7. When prompted to select models, choose the Gemma 4 variants you installed (e.g., gemma-4, gemma-4-latest, or the specific size you pulled).

Confirm your selection to enable these models inside OpenClaw.

Restart the OpenClaw Gateway

To apply the changes, restart the OpenClaw gateway:

openclaw gateway restart

After this, OpenClaw should be able to call your local Gemma 4 model through Ollama.

Test the Local Model in OpenClaw

Open the OpenClaw control interface and send a simple message, such as:

Hello, how are you doing? Can you tell me the meaning of life?

If everything is configured correctly, OpenClaw will route the request to your local Gemma 4 model and you should see a response appear quickly.

If you have multiple models connected (cloud + local), you can switch between them using slash commands:

• /models – list available models.

• /model gemma-4 – switch to a specific model.

You can also configure the default model in your OpenClaw configuration (for example, in openclaw.json) so that the local model is used by default, and you only switch to cloud models when needed.

Mix Local and Cloud Models for the Best of Both Worlds

Even with the latest local models, top-tier cloud models like GPT-4.x or Claude Opus still have an edge on very complex reasoning and some niche tasks. A practical setup is:

• Local model (Gemma 4) as default: Used for most everyday tasks, automations, and tool calls—fast and free once running.

• Cloud models as backups: Configure an OpenAI or Anthropic model in OpenClaw for cases where you need extra intelligence or reliability.

You can even define in your OpenClaw configuration (e.g., in agents.md or tools settings) when to use the local model versus when to escalate to a cloud model, based on task type or importance.

If you want to go deeper into turning local models into full-blown agents, including tool calling and MCP integration, check out this practical guide to building powerful local LLM agents with Ollama.

Going Further: Multiple Models and Advanced Configs

Once you’re comfortable with Gemma 4, you can expand your setup:

• Install additional local models (e.g., Gwen, specialized code models, or image/video models) via ollama pull.

• Expose them all to OpenClaw and assign each one to different tasks.

• Tune your OpenClaw configuration files (agents.md, soul.md, etc.) so certain agents prefer certain models.

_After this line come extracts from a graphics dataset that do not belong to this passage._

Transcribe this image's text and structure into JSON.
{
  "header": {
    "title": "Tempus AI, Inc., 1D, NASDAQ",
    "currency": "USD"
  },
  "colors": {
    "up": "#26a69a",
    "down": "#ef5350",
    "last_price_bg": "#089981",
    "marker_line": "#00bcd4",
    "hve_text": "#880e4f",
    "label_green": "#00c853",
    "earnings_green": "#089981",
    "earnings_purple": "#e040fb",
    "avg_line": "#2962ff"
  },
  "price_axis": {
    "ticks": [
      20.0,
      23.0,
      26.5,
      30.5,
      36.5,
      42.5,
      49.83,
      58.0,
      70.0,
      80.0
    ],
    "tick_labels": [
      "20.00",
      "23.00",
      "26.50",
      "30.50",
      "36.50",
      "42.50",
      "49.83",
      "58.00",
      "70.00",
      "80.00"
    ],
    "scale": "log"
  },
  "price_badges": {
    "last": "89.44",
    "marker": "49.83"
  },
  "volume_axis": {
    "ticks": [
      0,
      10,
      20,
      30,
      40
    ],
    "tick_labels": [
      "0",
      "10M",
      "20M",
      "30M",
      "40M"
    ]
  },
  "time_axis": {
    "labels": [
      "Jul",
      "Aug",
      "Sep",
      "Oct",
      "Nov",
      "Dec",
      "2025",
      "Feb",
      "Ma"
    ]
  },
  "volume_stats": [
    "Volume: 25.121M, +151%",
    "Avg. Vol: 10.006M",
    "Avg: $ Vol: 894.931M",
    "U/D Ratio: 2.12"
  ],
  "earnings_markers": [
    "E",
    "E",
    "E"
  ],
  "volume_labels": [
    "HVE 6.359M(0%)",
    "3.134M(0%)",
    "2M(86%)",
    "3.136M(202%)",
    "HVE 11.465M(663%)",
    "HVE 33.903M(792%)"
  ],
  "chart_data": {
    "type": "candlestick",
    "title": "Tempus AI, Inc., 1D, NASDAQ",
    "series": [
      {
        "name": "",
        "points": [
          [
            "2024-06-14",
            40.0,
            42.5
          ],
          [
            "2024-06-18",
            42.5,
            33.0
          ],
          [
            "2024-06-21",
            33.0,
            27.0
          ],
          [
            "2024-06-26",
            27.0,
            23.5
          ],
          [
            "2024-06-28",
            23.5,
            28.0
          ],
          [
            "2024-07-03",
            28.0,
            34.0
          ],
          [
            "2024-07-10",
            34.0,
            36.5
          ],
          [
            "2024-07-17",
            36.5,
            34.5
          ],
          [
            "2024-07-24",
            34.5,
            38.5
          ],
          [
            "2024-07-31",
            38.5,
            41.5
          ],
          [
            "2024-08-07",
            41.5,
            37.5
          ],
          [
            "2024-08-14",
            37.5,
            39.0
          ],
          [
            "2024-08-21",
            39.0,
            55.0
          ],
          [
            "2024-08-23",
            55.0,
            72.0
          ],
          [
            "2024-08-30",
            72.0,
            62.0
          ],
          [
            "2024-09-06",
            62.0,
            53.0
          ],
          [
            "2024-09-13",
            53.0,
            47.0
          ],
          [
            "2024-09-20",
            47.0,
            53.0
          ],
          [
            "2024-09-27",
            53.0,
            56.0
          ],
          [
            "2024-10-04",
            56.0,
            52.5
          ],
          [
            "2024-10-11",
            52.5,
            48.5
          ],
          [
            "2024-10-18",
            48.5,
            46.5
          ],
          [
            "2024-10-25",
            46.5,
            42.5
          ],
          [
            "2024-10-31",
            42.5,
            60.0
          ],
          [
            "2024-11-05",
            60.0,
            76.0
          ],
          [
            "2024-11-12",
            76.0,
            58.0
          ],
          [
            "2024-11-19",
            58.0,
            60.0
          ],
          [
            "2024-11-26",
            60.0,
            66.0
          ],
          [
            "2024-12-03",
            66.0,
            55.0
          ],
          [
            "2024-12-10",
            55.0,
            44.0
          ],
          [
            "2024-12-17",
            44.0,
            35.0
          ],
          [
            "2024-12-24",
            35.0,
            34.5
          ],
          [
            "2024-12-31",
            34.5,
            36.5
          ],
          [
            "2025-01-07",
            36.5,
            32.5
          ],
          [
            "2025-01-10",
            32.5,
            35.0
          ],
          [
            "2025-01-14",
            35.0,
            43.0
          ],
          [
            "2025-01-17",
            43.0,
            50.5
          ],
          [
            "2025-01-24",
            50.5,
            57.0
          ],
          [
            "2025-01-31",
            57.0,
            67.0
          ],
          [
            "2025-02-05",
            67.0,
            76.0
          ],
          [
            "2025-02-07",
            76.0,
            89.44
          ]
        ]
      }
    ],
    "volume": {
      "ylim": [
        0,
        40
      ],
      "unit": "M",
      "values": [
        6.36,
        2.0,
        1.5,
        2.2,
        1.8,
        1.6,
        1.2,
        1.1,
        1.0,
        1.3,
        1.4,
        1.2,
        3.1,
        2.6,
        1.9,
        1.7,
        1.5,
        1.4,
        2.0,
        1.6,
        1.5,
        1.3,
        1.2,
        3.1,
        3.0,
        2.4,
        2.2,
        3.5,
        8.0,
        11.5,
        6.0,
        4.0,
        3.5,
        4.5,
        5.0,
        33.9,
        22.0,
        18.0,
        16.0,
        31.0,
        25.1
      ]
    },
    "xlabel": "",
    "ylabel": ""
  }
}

The key is always the same: balance model size and quality against your hardware limits. Pick the largest model that runs comfortably on your machine without grinding everything to a halt.

With the current generation of local models and tools like Ollama and OpenClaw, you can now build serious, production-grade automations that run entirely on your own hardware—no monthly API bill required.